Die Kühltürme sehen im dichten Smog wie riesige graue Elefanten aus. Davor ragt ein Kran in die Dunstglocke, an dessen Ausleger zwei gelbe Transparente flattern. " Kusile: Climate Killer " steht in dicken schwarzen Lettern darauf. Kusile ist der Name einer Großbaustelle unweit der Wirtschaftsmetropole Johannesburg. Hier soll schon bald eines der modernsten und leistungsfähigsten Kohlekraftwerke der Welt rauchen.

Umweltschützer nennen es einen Dinosaurier und kämpfen mit allen Mitteln gegen das Projekt: Sie hängten die Protestbotschaft an den Kran und ketteten sich am Eisentor des Baugeländes fest. Derart spektakuläre Aktionen sind ungewöhnlich in Südafrika.

Klimakiller? Hat das Land nicht andere Sorgen? Die Mehrheit der Bevölkerung hält die Bekämpfung von Massenarmut, Arbeitslosigkeit, Korruption und Kriminalität für viel dringlicher, der Umweltschutz war bislang eher ein nebensächliches Thema. Das hat sich im Vorfeld des Klimagipfels der Vereinten Nationen, der gerade in der südafrikanischen Hafenstadt Durban begonnen hat, geändert.

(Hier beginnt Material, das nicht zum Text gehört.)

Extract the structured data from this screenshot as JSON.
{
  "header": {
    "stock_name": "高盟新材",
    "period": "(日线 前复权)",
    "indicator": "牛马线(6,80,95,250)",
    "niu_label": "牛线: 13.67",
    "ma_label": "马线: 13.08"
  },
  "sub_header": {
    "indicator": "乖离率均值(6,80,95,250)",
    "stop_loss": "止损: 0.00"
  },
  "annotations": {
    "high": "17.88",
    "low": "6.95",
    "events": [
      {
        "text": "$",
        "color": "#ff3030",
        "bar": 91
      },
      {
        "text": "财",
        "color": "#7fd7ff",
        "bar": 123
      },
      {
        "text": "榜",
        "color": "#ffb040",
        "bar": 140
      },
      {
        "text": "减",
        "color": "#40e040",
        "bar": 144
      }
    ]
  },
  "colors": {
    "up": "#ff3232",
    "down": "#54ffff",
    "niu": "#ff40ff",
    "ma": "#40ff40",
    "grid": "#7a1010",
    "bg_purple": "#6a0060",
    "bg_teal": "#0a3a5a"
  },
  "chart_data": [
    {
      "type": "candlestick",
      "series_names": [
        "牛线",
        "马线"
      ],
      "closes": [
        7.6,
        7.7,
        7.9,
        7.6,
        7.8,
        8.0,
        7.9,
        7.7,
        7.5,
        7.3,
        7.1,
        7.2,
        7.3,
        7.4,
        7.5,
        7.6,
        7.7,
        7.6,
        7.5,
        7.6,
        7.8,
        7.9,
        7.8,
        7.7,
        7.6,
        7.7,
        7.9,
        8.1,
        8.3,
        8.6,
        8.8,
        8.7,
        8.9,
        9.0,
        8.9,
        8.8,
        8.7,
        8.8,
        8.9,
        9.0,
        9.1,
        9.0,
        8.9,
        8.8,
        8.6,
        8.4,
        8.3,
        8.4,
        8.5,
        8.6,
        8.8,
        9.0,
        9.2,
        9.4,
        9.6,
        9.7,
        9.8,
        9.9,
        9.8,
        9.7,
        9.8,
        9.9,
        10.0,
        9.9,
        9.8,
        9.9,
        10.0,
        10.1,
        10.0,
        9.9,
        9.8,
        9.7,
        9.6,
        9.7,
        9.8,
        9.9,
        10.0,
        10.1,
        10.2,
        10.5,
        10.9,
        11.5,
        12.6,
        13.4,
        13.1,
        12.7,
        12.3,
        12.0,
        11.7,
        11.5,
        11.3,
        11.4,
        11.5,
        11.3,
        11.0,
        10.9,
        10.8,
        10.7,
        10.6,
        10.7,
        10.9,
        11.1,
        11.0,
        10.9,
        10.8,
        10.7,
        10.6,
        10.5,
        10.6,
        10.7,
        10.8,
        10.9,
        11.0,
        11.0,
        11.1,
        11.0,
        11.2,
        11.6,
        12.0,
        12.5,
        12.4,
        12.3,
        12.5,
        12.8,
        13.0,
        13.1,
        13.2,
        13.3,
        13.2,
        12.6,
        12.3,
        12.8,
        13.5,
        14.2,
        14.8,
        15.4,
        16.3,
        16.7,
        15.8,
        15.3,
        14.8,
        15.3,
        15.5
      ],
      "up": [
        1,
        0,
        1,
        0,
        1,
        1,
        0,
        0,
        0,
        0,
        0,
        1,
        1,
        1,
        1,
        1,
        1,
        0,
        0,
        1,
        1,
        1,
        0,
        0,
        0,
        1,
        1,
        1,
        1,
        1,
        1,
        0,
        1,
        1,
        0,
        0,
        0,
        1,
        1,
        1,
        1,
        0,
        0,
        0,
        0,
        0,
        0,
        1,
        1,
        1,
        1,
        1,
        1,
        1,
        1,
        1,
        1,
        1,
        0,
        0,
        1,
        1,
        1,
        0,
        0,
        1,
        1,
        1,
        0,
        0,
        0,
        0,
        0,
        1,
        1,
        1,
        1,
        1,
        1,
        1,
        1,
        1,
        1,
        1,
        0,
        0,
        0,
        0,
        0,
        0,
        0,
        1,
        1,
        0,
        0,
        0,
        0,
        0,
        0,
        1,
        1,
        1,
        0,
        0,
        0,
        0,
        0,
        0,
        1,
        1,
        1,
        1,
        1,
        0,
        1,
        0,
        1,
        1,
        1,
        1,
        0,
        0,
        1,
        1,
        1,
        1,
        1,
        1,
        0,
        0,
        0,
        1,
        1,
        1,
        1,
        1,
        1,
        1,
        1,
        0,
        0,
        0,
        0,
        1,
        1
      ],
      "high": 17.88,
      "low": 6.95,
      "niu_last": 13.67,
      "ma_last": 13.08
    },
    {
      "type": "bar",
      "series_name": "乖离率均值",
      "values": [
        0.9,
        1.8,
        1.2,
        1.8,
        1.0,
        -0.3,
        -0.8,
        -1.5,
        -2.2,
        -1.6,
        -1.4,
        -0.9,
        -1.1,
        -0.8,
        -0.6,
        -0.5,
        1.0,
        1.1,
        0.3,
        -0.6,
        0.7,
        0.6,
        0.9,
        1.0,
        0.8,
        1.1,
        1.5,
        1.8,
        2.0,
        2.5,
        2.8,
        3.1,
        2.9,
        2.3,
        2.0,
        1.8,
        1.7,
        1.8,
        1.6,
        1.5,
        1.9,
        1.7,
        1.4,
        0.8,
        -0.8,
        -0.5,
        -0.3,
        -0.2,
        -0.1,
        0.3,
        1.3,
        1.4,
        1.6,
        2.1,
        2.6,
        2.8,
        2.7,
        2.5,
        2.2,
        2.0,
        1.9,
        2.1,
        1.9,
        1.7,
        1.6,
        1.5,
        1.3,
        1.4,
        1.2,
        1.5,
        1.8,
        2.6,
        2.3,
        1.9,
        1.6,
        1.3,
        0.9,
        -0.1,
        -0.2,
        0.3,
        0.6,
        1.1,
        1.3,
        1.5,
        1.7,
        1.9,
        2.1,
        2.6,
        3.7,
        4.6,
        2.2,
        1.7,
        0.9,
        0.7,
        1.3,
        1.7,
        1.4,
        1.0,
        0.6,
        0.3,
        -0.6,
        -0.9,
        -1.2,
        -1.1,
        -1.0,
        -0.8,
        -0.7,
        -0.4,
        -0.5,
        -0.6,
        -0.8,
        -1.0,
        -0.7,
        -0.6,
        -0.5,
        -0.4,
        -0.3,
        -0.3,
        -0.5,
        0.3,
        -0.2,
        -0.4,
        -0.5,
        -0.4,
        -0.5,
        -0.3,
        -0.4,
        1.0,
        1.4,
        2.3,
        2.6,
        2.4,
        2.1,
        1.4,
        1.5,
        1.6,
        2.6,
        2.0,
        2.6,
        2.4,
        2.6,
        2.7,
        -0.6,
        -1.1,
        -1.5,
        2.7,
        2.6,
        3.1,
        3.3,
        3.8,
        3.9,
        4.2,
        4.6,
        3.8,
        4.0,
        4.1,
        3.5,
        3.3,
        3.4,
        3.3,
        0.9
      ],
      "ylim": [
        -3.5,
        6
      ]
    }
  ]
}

"Es ist noch nicht zu spät, wir können Kusile noch verhindern", sagt Melita Steele von Greenpeace South Africa, die die Klimakampagnen ihrer Organisation in ganz Afrika koordiniert. Südafrika ist das wichtigste Aktionsland, denn es verursacht rund die Hälfte der klimaschädlichen Emissionen des Kontinents. Kusile und Medupi, das zweite geplante Megakraftwerk, werden den Kohlendioxid-Ausstoß des Landes um zehn Prozent erhöhen, schätzt Steele. Die Dreckschleudern seien sündhaft teuer und extrem umweltbelastend, "wir können uns das einfach nicht leisten."

Wachstum durch billige Kohle-Energie

"Wir müssen uns das leisten!" halten die Vertreter des staatlichen Energieversorgers Eskom dagegen. Noch am Tag der Greenpeace-Aktion verkündete die Konzernsprecherin Hilary Joffe: "Südafrika ist ein Entwicklungsland und braucht ein hohes Wirtschaftswachstum, um Jobs zu schaffen. Deshalb ist es notwendig, preisgünstige Energie zu liefern."

Es ist die klassische Rechtfertigungslehre in einem aufstrebenden Schwellenland. Auch Chinesen und Inder, Brasilianer, Mexikaner und Indonesier argumentieren so. Sie wollen nicht auf Wachstum und Wohlstand verzichten, um den globalen Schadstoffpegel zu senken und die großen Umweltsünder der westlichen Hemisphäre zu entlasten. Und haben ihre Bürger nicht dasselbe Anrecht auf jenen Lebensstandard, den Europäer und Amerikaner für ganz selbstverständlich halten? Auch sie wollen Autos , Kühlschränke, Flachbildschirme und Strom aus der Steckdose. Und sie wollen von den ressourcenverschlingenden Wirtschaftsriesen nicht immerzu hören, dass sie ihre nachholende Entwicklung gefälligst mit den globalen Klimazielen in Einklang bringen sollen – schon allein deswegen, weil die Industrieländer sich selber nicht an die wünschbaren Vorgaben halten.

Südafrika hat wie alle Schwellenländer ein Doppelgesicht. Es ist ein rückständiges Entwicklungsland mit massiven Armutsproblemen und zugleich ein moderner Industriestandort, dessen kapitalkräftigste Unternehmen zu den global players gehören. Entsprechend zweigleisig argumentieren die Repräsentanten der Kaprepublik auf der internationalen Bühne: Mal sprechen sie als Stimme des Südens für die benachteiligten Regionen der Welt, mal präsentieren sie Südafrika als aufstrebendes Wirtschaftsland, das zu den wohlhabenden Staaten aufschließen will.